The sea and the industrial port landscape serve as a natural backdrop in all its spaces.
The white Scandinavian wooden flooring (with 45cm. wide floorboards) as well as the selection of natural materials both in the bathrooms and the kitchen offer a pleasant feeling of effortless luxury.
The hintsdeco decoration drew inspiration from the distinctive colours of the Nordhavn district; it was based on the Danes’ “Hygge” philosophy, while also following the latest interior decoration trends.
The selection of the Saba sofas from the Love-it shop in Athens and the BoConcept shop in Copenhagen ensure a dynamic pairing of Scandinavian and Italian design.
The sectional character of the Saba sofa allows us to re-arrange the face of our living room as we please every time, while its methacrylic basis wonderfully complements the transparent Kartell chairs.

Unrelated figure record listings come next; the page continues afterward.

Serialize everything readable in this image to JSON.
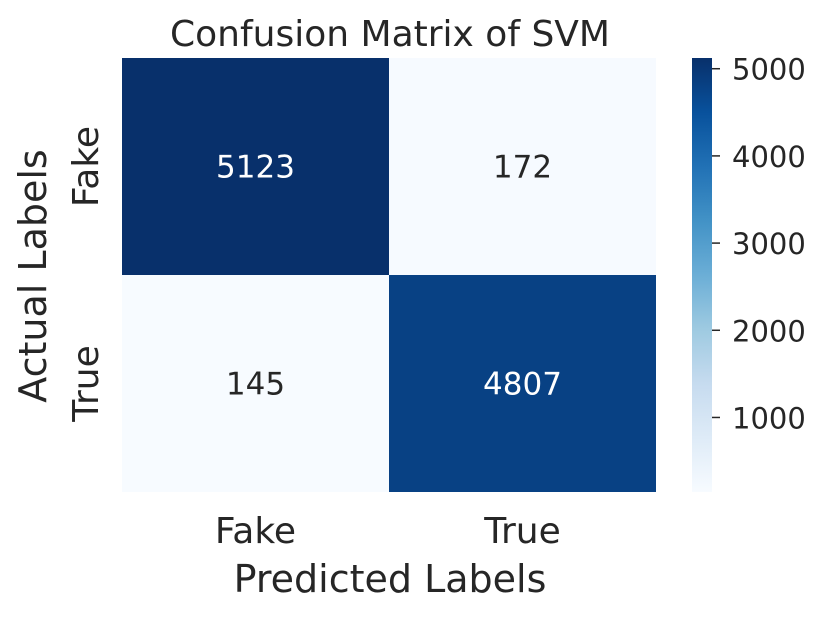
{
  "chart_data": {
    "type": "heatmap",
    "title": "Confusion Matrix of SVM",
    "xlabel": "Predicted Labels",
    "ylabel": "Actual Labels",
    "x_categories": [
      "Fake",
      "True"
    ],
    "y_categories": [
      "Fake",
      "True"
    ],
    "values": [
      [
        5123,
        172
      ],
      [
        145,
        4807
      ]
    ],
    "colormap": "Blues",
    "colorbar": {
      "ticks": [
        1000,
        2000,
        3000,
        4000,
        5000
      ],
      "tick_labels": [
        "1000",
        "2000",
        "3000",
        "4000",
        "5000"
      ],
      "range": [
        145,
        5123
      ]
    },
    "colors": {
      "dark_cell": "#08306b",
      "dark_cell_2": "#08458a",
      "light_cell": "#f7fbff",
      "dark_text": "#ffffff",
      "light_text": "#262626",
      "axis_text": "#262626"
    },
    "grid": false,
    "legend_placement": "colorbar-right"
  }
}
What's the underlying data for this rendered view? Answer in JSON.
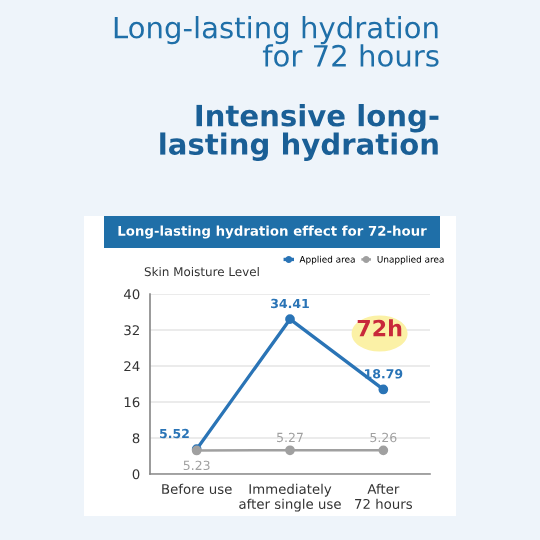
{
  "chart_data": {
    "type": "line",
    "title": "Long-lasting hydration\nfor 72 hours",
    "subtitle": "Intensive long-\nlasting hydration",
    "annotations": [
      "Long-lasting hydration effect for 72-hour",
      "72h"
    ],
    "ylabel": "Skin Moisture Level",
    "categories": [
      "Before use",
      "Immediately\nafter single use",
      "After\n72 hours"
    ],
    "series": [
      {
        "name": "Applied area",
        "color": "#2a74b6",
        "values": [
          5.52,
          34.41,
          18.79
        ]
      },
      {
        "name": "Unapplied area",
        "color": "#a0a0a0",
        "values": [
          5.23,
          5.27,
          5.26
        ]
      }
    ],
    "ylim": [
      0,
      40
    ],
    "yticks": [
      0,
      8,
      16,
      24,
      32,
      40
    ],
    "grid": "y",
    "legend": "top right",
    "marker": "circle",
    "data_labels": true
  }
}
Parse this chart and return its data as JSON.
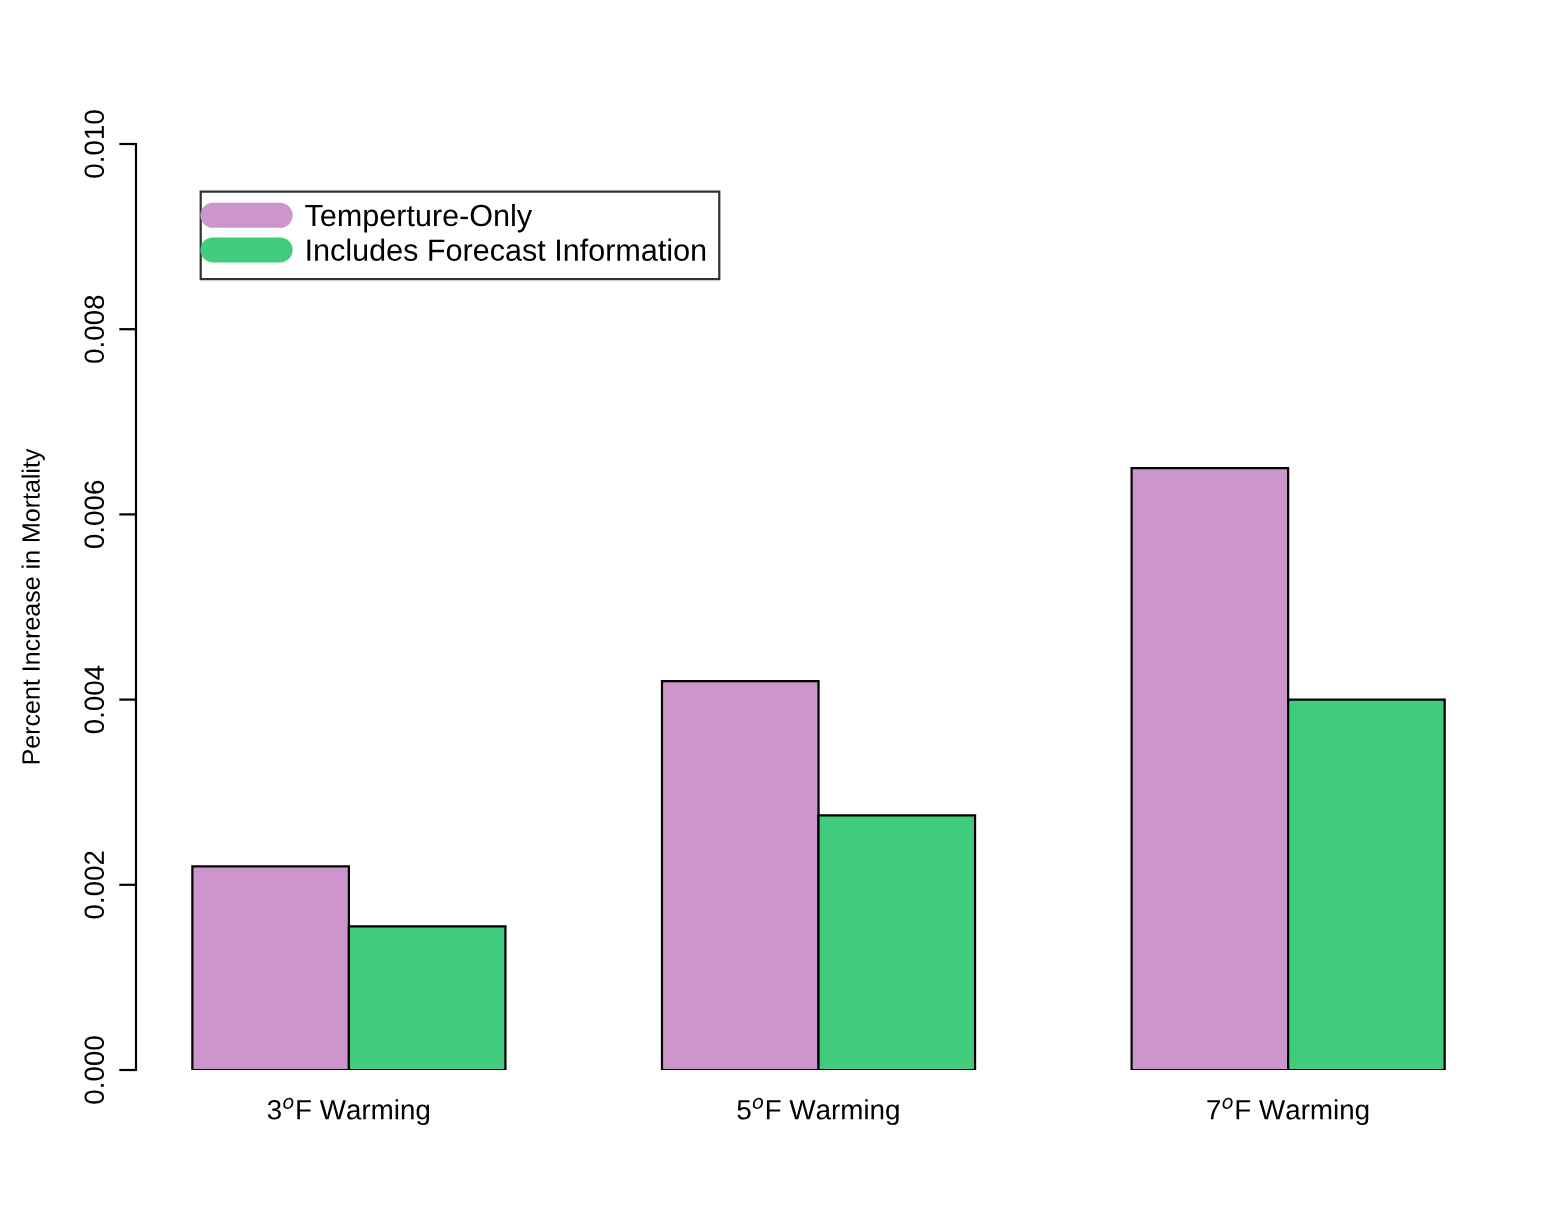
{
  "chart_data": {
    "type": "bar",
    "ylabel": "Percent Increase in Mortality",
    "categories": [
      "3$^{o}$F Warming",
      "5$^{o}$F Warming",
      "7$^{o}$F Warming"
    ],
    "series": [
      {
        "name": "Temperture-Only",
        "color": "#cc96cc",
        "values": [
          0.0022,
          0.0042,
          0.0065
        ]
      },
      {
        "name": "Includes Forecast Information",
        "color": "#40cc7c",
        "values": [
          0.00155,
          0.00275,
          0.004
        ]
      }
    ],
    "ylim": [
      0,
      0.01
    ],
    "yticks": [
      {
        "value": 0,
        "label": "0.000"
      },
      {
        "value": 0.002,
        "label": "0.002"
      },
      {
        "value": 0.004,
        "label": "0.004"
      },
      {
        "value": 0.006,
        "label": "0.006"
      },
      {
        "value": 0.008,
        "label": "0.008"
      },
      {
        "value": 0.01,
        "label": "0.010"
      }
    ],
    "legend": "top left",
    "grid": false
  }
}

The tan leather chairs, the ceramic table surfaces as well as the colour selections in cushions and decorative details are in perfect harmony with all the latest interior decoration trends, accentuating the charm and the “hygge” atmosphere of the interior.
The kitchen space is separated from the living-room with a glass sliding door.
The selection of dark brown wood (the same as in the staircase) both in the cabinets and the counters, as well as the minimal design details add to the high aesthetics of the room.
The second floor consists of two master bedrooms.
The bedroom is furnished with BONALDO pieces from the Love-it shop, while the mattress was provided by the Greek company Cocomat.
The bed was chosen for its outstanding turquoise basis, which pairs amazingly with the colours of the sea.
The light-coloured hues of the wooden flooring, in combination with the white walls and the blues of the sky and sea, create a serene atmosphere.
For the bathrooms, natural materials in beige and white shades have been chosen, such as sandstone tiles in large dimensions.
In the most beautiful bathroom window, which offers views of the infinite blue, there lies an oval bathtub, gracing the space with charm and sophisticated luxury.